El placer de conducir
A todas estas emociones se unía, por supuesto que para el conductor, y con cierta aprensión para los pasajeros, el puro y simple manejo del coche: temperamentales motores de carburador (ya se sabe: que si la bomba de gasolina hace vapor-lock, que si su membrana se perfora, que si la cuba se desborda, que si hielo en el difusor en tiempo frío), cambios de tres o cuatro marchas mal sincronizadas, suspensiones de geometría más o menos dudosa, muchos modelos del tipo “todo atrás”, y frenos de tambor (los mismos que, a su vez, traían los camiones pescateros cargados a tope y bajando un puerto). No cabe duda de que viajar en estas condiciones resultaba, sin duda alguna, mucho más estimulante, e incluso emocionante, que ahora.

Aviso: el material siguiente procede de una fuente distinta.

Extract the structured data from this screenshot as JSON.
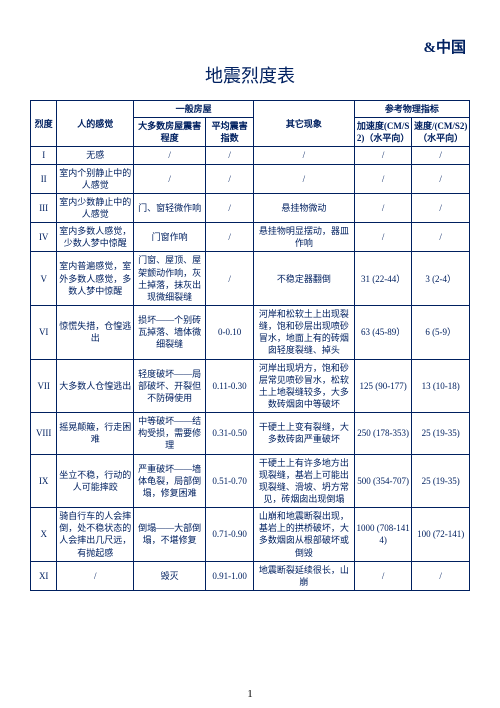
{
  "corner_mark": "&中国",
  "title": "地震烈度表",
  "page_number": "1",
  "headers": {
    "intensity": "烈度",
    "feeling": "人的感觉",
    "house": "一般房屋",
    "house_damage": "大多数房屋震害程度",
    "damage_index": "平均震害指数",
    "other": "其它现象",
    "ref": "参考物理指标",
    "accel": "加速度(CM/S2)（水平向）",
    "vel": "速度/(CM/S2)（水平向）"
  },
  "rows": [
    {
      "i": "I",
      "f": "无感",
      "d": "/",
      "x": "/",
      "o": "/",
      "a": "/",
      "v": "/"
    },
    {
      "i": "II",
      "f": "室内个别静止中的人感觉",
      "d": "/",
      "x": "/",
      "o": "/",
      "a": "/",
      "v": "/"
    },
    {
      "i": "III",
      "f": "室内少数静止中的人感觉",
      "d": "门、窗轻微作响",
      "x": "/",
      "o": "悬挂物微动",
      "a": "/",
      "v": "/"
    },
    {
      "i": "IV",
      "f": "室内多数人感觉，少数人梦中惊醒",
      "d": "门窗作响",
      "x": "/",
      "o": "悬挂物明显摆动，器皿作响",
      "a": "/",
      "v": "/"
    },
    {
      "i": "V",
      "f": "室内普遍感觉，室外多数人感觉，多数人梦中惊醒",
      "d": "门窗、屋顶、屋架颤动作响，灰土掉落，抹灰出现微细裂缝",
      "x": "/",
      "o": "不稳定器翻倒",
      "a": "31 (22-44）",
      "v": "3 (2-4）"
    },
    {
      "i": "VI",
      "f": "惊慌失措，仓惶逃出",
      "d": "损坏——个别砖瓦掉落、墙体微细裂缝",
      "x": "0-0.10",
      "o": "河岸和松软土上出现裂缝，饱和砂层出现喷砂冒水，地面上有的砖烟囱轻度裂缝、掉头",
      "a": "63 (45-89）",
      "v": "6 (5-9）"
    },
    {
      "i": "VII",
      "f": "大多数人仓惶逃出",
      "d": "轻度破坏——局部破坏、开裂但不防碍使用",
      "x": "0.11-0.30",
      "o": "河岸出现坍方，饱和砂层常见喷砂冒水，松软土上地裂缝较多，大多数砖烟囱中等破坏",
      "a": "125 (90-177)",
      "v": "13 (10-18)"
    },
    {
      "i": "VIII",
      "f": "摇晃颠簸，行走困难",
      "d": "中等破坏——结构受损，需要修理",
      "x": "0.31-0.50",
      "o": "干硬土上变有裂缝，大多数砖囱严重破坏",
      "a": "250 (178-353)",
      "v": "25 (19-35)"
    },
    {
      "i": "IX",
      "f": "坐立不稳，行动的人可能摔跤",
      "d": "严重破坏——墙体龟裂，局部倒塌，修复困难",
      "x": "0.51-0.70",
      "o": "干硬土上有许多地方出现裂缝，基岩上可能出现裂缝、滑坡、坍方常见，砖烟囱出现倒塌",
      "a": "500 (354-707)",
      "v": "25 (19-35)"
    },
    {
      "i": "X",
      "f": "骑自行车的人会摔倒，处不稳状态的人会摔出几尺远，有抛起感",
      "d": "倒塌——大部倒塌，不堪修复",
      "x": "0.71-0.90",
      "o": "山崩和地震断裂出现，基岩上的拱桥破坏，大多数烟囱从根部破坏或倒毁",
      "a": "1000 (708-1414)",
      "v": "100 (72-141)"
    },
    {
      "i": "XI",
      "f": "/",
      "d": "毁灭",
      "x": "0.91-1.00",
      "o": "地震断裂延续很长，山崩",
      "a": "/",
      "v": "/"
    }
  ]
}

Y es que ahora, con un simple turbodiésel de 110 CV, de los que hay una oferta casi inacabable, no supone la menor heroicidad hacer el mismo viaje no ya en el día, sino llamar por teléfono, bien sea a la familia y decir que vamos a “pegar la gorra” y comer en su casa, o quedar a las 14.00 horas en el restaurante de moda para atizarnos una buena mariscada en una “comida de negocios” (si la crisis lo permite). Y es que, para cubrir esos 610 km, no hacen falta más allá de cinco horas y media, lo que supone un promedio de 110 km/h, perfectamente realizable viajando a 130 km/h reales, a salvo del proceloso radar, al menos por el momento. Así que, arrancando de casa a las 08.00, llegamos a la cita a las 14.00, dando un cuarto de hora de margen tanto a la salida como a la entrada para eventuales situaciones de tráfico lento. Eso sí, el conductor llega bastante aburrido, después de haber cubierto más del 90% del kilometraje en quinta o sexta marcha, en función del cambio que lleve su coche.
Naturalmente, de parar a comer en Villacastín ya nadie se acuerda; y no ya porque el Parador está cerrado (siguen quedando otros sitios donde comer), sino porque ¿a quién se le va a ocurrir pararse después de haber recorrido tan solo 90 km? En fin, así están las cosas; pero el automóvil ha sido, es, y seguirá siendo un objeto de auténtica fascinación para quienes lo aman o simplemente lo utilizan con un mínimo de cariño. De él, de su conducción, de su uso deportivo, del tráfico, de los entresijos de su tecnología y de todo lo que se cuadre, seguiremos hablando en este blog; se admiten ideas.